The Sheikh Hasina government has rejected the charge. "There was no need to borrow the amount from India now. People will have to shoulder the burden," Zia was quoted as saying by New Age newspaper Monday.
Zia, who is the Bangladesh Nationalist Party's chairperson, called the deal suicidal.
BNP has alleged that the interest on the loan Bangladesh would have to pay would be "seven times higher than the international rates".
The interest rate is 1.75 percent for a 20 year loan that carries a five-year grace period for repayment.
Rejecting the charge, Foreign Minister Dipu Moni said: "When they (BNP) are in power they follow a policy of pleasing India, and when they are in opposition they are vocal against India."
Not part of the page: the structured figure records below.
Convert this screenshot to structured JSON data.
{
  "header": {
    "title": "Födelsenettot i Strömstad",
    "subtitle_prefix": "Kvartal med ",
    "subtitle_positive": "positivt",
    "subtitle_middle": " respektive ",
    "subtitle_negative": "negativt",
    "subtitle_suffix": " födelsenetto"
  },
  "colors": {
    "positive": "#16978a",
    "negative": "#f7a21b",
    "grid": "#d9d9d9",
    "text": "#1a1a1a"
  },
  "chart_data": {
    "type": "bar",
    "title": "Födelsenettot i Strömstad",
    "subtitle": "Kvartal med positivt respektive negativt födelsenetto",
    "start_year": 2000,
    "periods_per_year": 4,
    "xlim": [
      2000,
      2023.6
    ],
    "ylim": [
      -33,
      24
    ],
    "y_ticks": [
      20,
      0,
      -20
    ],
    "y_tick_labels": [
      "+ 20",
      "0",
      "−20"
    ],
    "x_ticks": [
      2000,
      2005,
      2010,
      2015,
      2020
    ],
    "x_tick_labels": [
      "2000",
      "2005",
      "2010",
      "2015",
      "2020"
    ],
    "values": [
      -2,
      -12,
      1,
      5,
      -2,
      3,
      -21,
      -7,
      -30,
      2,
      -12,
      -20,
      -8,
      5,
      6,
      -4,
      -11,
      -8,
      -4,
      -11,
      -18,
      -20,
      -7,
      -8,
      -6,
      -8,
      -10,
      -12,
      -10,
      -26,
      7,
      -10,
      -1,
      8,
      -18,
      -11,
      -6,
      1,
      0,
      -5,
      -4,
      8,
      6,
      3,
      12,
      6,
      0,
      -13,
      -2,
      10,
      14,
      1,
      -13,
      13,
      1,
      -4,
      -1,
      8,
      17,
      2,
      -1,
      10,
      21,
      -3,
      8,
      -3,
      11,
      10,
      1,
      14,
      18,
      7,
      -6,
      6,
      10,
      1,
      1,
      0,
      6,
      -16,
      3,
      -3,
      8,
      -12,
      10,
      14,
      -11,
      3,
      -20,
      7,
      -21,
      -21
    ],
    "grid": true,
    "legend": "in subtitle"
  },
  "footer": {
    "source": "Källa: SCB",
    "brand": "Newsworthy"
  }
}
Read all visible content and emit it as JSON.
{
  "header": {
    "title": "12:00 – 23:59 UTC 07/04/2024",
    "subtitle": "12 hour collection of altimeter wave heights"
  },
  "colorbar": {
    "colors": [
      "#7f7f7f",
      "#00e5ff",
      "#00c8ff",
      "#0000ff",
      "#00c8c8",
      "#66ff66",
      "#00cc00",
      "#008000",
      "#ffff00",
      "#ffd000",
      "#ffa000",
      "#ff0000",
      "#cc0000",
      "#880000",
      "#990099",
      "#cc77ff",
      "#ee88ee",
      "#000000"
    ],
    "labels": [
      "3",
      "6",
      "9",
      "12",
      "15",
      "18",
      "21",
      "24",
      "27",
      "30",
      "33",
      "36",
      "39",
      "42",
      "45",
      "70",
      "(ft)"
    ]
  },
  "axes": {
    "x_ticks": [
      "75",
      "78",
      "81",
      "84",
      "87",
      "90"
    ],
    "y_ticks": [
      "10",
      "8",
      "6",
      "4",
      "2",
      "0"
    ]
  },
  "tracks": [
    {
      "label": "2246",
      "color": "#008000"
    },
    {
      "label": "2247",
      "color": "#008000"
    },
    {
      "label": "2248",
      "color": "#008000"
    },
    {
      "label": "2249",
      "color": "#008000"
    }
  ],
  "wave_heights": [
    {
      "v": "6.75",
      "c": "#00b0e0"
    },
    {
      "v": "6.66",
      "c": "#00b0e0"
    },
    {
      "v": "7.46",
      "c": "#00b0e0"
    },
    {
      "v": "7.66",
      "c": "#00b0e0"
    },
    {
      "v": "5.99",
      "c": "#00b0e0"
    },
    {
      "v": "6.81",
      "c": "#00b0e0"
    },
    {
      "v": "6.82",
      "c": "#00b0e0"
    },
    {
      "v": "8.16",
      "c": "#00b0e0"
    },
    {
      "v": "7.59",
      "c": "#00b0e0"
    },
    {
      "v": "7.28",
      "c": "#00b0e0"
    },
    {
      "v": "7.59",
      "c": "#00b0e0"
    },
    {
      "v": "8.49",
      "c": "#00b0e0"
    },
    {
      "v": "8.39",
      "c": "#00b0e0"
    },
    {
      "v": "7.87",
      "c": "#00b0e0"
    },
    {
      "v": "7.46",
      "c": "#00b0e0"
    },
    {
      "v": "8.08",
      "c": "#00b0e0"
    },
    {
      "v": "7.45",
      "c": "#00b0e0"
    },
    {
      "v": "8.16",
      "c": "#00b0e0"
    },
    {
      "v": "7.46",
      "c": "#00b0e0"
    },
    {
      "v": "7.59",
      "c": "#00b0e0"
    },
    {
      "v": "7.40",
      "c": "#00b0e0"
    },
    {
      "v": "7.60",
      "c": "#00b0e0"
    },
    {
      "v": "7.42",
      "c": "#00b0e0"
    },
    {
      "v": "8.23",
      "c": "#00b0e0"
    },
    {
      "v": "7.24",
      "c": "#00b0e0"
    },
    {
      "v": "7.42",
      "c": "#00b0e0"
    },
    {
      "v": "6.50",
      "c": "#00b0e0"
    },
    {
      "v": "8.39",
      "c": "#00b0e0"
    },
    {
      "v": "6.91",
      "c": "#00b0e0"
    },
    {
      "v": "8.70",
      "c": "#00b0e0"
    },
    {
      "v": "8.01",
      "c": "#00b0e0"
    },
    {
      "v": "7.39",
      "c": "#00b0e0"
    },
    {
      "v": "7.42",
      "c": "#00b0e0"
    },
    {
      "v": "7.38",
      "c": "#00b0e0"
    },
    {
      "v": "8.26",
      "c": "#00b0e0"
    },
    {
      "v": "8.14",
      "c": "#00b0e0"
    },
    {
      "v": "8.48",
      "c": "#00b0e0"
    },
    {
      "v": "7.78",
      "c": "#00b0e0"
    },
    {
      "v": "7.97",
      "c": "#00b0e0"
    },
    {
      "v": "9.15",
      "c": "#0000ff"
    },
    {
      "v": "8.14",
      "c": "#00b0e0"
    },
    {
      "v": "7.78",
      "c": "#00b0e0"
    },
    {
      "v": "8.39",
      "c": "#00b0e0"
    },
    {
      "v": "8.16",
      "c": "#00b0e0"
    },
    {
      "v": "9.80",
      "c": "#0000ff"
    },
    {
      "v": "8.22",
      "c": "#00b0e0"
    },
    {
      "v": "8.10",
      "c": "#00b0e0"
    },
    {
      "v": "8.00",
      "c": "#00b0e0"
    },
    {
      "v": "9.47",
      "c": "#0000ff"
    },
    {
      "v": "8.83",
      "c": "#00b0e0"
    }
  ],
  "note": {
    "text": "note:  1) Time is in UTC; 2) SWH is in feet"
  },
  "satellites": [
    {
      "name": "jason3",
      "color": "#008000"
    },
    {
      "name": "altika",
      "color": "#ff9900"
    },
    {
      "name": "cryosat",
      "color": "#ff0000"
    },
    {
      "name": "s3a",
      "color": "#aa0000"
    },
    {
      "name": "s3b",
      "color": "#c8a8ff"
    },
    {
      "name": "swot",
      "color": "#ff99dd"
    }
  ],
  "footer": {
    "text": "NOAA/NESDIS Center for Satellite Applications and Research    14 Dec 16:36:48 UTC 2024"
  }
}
"The opposition is not finding any issue for politicking now, so they are launching pointless campaigns."
In an editorial Monday, The Daily Star said that "the interest rate in the commercial category is considered to be rather moderate".
Responding to the BNP's demand that multilateral financing agencies could be approached, the editorial said that soft-term loans with only a service charge are usually difficult to obtain, particularly in the present global financial climate.
"It is not the amount of loan that is so important as the definitive stimulus being provided to a massive undertaking that both sides are obliged to fulfil so that the dividend that Bangladesh is looking for in terms of infrastructure development, removal of trade gaps, service charge revenues and wider regional connectivity are attained by it," the newspaper said.
The loan put "Indo-Bangladesh relations on a new, but potentially stronger footing.